For this pitch, climb straight up to the roof, clipping the pin in the crack below the roof. Exit the roof to the left (not over) and climb the awkward crack above. Make sure the only piece that you place in the roof is a medium-sized cam on the farthest outside section of the crack so as to avoid rope drag the rest of the way up. Head up to two stacked right-facing corners and climb the second one (the smaller one to the right) up about mid-way to a small ledge with good gear in the crack.
This is where I started breathing heavy on the climb. I don't know what happened, but I suspect that I started breathing heavily because I wasn't leading. This happened to me the day before, too, with "Elron". I guess I move more quickly when seconding (which makes sense when you think about it) and that doesn't allow me to settle down and let me breathe normally. Despite the fact that I climbed this pitch cleanly and more gracefully this time, I was really out of breath by the time I got over the roof, and for the first time I felt as if it was taking away my strength. Note, this wasn't taking away my energy, but my actual pulling and pushing strength instead. It was a weird feeling and probably my first time experiencing the effects of altitude where it actually affected my climbing. I noticed it the day before, but it didn't take away from my ability to climb, so it didn't feel like much exertion except for the hike up to the cliff. This pitch was different, and I wonder what I could have done differently except to maybe slow down and drink more water beforehand.
When I used to go out, I would know everyone that I saw, now I go out alone if I go out at all
Pitch Three (5.6) - 165 feet - Trad - Gear Anchor - Greg led
I was looking forward to leading this pitch after seconding it the day before with "Elron" because it has some fun climbing and is not as challenging as it may appear. Essentially head straight up to the top and fade left over two more roofs. The first roof is more easily gained by rocking left instead of going over the roof itself. The second roof has a nice high-step that isn't as hard as it initially looks. Gear is difficult to find up at the top for the anchor, so be creative. My anchor was solid, but it wasn't pretty and relied on a large chockstone for two of the three pieces.
I want to break your heart and give you mine
Descent: There are many paths leading down to the main walk-off path. Basically head back away from the edge of the cliff to a clearing in the wooded area and follow the path down left, keeping the stream to your right (if it's flowing). Don't cross over the stream even if it looks as if the trail goes in that direction. "Elron" and I took the proper path down, but "Ratherbe" and "PBR" took a much longer path back the day before because they crossed the stream after topping out on The Line (5.9).
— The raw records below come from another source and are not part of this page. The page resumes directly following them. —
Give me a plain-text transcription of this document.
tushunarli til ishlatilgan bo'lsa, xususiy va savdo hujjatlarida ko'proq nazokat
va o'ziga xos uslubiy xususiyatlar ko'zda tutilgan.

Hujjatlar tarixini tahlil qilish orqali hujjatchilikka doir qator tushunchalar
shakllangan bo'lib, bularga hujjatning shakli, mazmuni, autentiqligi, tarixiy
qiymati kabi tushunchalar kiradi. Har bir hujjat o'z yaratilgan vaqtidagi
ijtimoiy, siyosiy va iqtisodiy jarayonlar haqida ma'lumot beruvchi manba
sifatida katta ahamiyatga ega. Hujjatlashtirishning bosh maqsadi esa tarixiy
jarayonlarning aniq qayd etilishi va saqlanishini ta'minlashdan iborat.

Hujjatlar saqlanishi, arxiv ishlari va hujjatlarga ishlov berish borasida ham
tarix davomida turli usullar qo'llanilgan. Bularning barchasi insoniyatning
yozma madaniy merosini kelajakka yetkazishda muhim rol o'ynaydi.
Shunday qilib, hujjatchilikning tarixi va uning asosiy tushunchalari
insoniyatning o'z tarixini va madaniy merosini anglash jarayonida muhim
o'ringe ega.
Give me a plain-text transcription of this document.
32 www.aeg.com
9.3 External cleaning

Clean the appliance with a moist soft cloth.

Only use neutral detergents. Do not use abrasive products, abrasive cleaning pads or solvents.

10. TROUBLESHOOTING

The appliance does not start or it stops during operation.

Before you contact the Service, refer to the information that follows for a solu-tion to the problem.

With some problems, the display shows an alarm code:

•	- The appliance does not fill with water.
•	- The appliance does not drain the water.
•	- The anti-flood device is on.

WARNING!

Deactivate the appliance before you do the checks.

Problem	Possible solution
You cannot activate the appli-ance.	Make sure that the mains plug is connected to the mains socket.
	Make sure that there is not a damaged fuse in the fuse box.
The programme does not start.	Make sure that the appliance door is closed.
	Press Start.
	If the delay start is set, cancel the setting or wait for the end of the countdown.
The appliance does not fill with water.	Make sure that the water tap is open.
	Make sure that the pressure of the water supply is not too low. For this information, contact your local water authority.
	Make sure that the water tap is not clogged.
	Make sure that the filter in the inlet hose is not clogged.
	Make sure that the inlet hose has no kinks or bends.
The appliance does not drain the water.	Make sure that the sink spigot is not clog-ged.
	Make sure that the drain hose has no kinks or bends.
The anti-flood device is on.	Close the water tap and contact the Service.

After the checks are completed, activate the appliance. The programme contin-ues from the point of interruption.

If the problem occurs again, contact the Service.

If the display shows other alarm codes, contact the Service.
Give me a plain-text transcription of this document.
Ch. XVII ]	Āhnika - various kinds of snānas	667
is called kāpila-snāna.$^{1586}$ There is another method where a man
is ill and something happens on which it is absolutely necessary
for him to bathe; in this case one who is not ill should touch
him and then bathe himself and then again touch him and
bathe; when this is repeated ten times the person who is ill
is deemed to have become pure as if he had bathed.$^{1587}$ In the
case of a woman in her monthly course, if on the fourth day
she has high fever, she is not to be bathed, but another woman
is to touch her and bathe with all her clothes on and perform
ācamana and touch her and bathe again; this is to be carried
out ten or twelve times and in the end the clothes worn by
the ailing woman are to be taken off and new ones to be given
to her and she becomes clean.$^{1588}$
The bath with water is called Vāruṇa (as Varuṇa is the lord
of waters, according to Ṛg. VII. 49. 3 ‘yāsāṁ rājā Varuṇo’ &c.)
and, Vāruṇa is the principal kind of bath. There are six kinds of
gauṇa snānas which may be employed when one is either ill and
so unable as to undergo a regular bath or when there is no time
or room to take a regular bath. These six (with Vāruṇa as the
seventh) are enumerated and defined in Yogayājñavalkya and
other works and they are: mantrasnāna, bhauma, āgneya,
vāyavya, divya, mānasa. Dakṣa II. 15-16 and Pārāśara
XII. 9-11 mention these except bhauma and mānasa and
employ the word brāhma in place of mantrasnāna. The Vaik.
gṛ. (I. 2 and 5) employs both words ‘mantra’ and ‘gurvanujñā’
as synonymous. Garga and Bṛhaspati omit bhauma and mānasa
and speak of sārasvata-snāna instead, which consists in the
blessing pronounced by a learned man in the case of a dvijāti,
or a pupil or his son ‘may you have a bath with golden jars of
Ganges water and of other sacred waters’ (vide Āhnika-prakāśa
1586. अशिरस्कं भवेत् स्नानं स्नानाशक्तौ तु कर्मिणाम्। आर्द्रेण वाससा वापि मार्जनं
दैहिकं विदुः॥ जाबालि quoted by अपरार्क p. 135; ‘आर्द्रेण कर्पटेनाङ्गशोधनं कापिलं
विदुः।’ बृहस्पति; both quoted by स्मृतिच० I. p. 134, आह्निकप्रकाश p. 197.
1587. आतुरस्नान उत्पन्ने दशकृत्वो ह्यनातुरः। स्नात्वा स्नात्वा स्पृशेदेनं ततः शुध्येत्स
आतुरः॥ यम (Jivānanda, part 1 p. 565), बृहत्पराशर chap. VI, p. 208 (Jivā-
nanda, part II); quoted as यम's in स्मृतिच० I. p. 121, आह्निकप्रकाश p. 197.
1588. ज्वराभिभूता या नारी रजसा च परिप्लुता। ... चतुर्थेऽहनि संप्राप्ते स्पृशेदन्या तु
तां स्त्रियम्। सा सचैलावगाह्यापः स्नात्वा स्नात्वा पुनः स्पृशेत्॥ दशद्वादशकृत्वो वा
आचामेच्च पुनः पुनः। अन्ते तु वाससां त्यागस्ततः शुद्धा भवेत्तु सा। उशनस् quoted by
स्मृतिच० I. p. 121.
It's another, night out with the boss, following in footsteps overgrown with moss, and they tell me that women grow on trees, And if you catch them right they will land upon their knees
So that ended another succesful day at Lover's Leap. We did eight pitches in all, with some fun moderate slab climbing and a some stiffer roofs, cracks and corners, too. I was thoroughly enjoying myself at the Leap, moreso than I did in The Valley, and I couldn't wait until the next day when we were going to take a shot at Dan Osman's famous speed climb of Bear's Reach (5.7). But before you leave, remember to name all the songs quoted above. No cheating now!